3.3 Bayes Classifier and Multinomial Logit Model

In this assignment, you will:

  1. Understand the Bayes classifier and Bayes error rate.
  2. Simulate data and compute the Bayes error rate.
  3. Compare the Bayes classifier to a multinomial logit model in a classification task.

Bayes Classifier and Bayes Error Rate

The Bayes classifier answers the question, “How well could we perform a classification task in theory?” That is, even if we knew the true data generating process (someone with explanatory variable \(X = x\) has a known probability \(P(Y = 1 | X = x)\) of belonging to class 1), we would still make errors because of the inherent randomness in the outcome: the outcome with the highest probability isn’t always the one that occurs. The Bayes classifier minimizes the probability of misclassification by always predicting the class with the highest (conditional) probability given the data. For example, if \(P(Y = 1 | X = x) = 0.7\), the Bayes classifier predicts class 1, but there is still a 30% chance the outcome was not class 1. The Bayes error rate is the minimum possible error rate achievable by any classifier, reflecting the irreducible uncertainty in the data. It serves as a theoretical benchmark for evaluating the performance of practical classification methods.
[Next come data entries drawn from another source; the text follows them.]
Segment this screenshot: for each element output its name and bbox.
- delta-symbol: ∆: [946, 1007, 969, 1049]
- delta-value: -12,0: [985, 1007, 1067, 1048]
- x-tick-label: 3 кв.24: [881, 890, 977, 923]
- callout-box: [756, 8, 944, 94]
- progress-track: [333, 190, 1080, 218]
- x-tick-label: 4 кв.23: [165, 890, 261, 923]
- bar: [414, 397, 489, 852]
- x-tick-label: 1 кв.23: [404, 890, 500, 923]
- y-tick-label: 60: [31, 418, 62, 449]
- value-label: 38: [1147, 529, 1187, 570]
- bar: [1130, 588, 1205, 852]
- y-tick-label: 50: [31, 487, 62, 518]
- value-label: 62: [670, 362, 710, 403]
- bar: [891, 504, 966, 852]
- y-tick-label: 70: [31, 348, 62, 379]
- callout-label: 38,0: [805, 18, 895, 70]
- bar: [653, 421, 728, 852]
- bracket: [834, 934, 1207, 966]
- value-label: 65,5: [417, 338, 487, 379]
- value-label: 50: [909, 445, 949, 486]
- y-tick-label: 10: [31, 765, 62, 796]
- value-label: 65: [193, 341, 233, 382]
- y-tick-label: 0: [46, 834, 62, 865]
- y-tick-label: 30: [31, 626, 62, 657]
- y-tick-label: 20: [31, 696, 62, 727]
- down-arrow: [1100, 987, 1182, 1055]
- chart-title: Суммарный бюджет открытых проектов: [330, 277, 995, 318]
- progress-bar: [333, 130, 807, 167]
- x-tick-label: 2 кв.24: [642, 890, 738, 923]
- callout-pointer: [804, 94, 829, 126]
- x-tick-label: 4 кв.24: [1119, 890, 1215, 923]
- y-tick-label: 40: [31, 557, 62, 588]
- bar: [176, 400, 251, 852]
  1. Simulate Data. Fill in the blanks to create a function that generates simulated data where the probability of walking to work, biking to work, or driving to work depends on the temperature outside. Guidelines:
  • Create a function generate_data that takes as an argument how many observations you want to generate, and returns a tibble with n observations and 4 variables: temp, walk_prob, bike_prob, and choice.
  • temp should be random uniform with a minimum of 18 and a maximum of 100.
  • bike_prob should use case_when: when the temperature is 70 degrees or above, you bike with probability (w.p.) 0.5. When the temperature is 45 degrees or above, you bike w.p. 0.3. Otherwise, you bike w.p. 0.1.
  • Generate walk_prob in a similar way: when the temperature is 70 degrees or above, you walk with probability (w.p.) 0.3. When the temperature is 45 degrees or above, you walk w.p. 0.6. Otherwise, you walk w.p. 0.1.
  • Use map2_chr to generate choice based on walk_prob and bike_prob (drive_prob is 1 - walk_prob - bike_prob). map2_chr takes as arguments a vector .x, another vector .y, and a function .f, which gets applied to each element of .x and .y like this: f(.x[1], .y[1]), f(.x[2], .y[2]), ..., f(.x[n], .y[n]). In this way, choice can depend on walk_prob and bike_prob using the function sample().
library(tidyverse)

# generate_data <- function(n) {
#   ___
# }
  1. Create a data set commute and answer the question, How many times did someone choose to walk, bike, or drive? Make sure observations for each of these choices exist, otherwise you should edit your generate_data function.
# commute <- generate_data(1000)

# commute %>% 
#   ___(___)
  1. Visualize choice against temp (use geom_jitter or geom_violin or something similar).
  1. Compute the Bayes Error Rate

The Bayes classifier predicts the choice with the greatest probability. Compute the Bayes error rate, which is the average misclassification error when using the true probabilities. Reflect: what does the Bayes error rate tell you about the difficulty of this classification problem? Hint: I used pmax() to find the maximum out of walk_prob, bike_prob, and drive_prob for each observation.

Train and Test a Multinomial Logistic Regression

5a) Create a training data set and a test data set with 1000 observations each. I’ll give you the code to do this: just uncomment and run.

# set.seed(1234)
# train <- generate_data(1000)
# test <- generate_data(1000)

5b) Use the training data set to fit the multinomial logit and interpret the results. (You’ll need to run install.packages(nnet), but don’t include any lines in your document that install packages as that will prevent rendering of the document to html: you want to install a package once, not over and over.)

# library(nnet)
# 
# model <- train %>% 
#   multinom(choice ~ temp, data = .)
# 
# print(model)

Interpretation: To talk about the probability of driving instead of the log odds of driving, we can use the formula \(\frac{exp(\eta_{drive})}{1 + exp(\eta_{drive}) + exp(\eta_{walk}))}\) where \(\eta_{drive}\) is equal to \(\beta_0 + \beta_1 \text{temp}\) for driving. So the estimated probability you drive when the temperature is 30 is estimated to be ___ and the estimated probability you drive when the temperature is 80 is ___.

5c) Compute the mean error rate for the multinomial logit model and compare that to the bayes error rate. Hint: use model with predict and newdata.

  1. Imperative programming practice: Complete Project Euler problem 3: largest prime factor.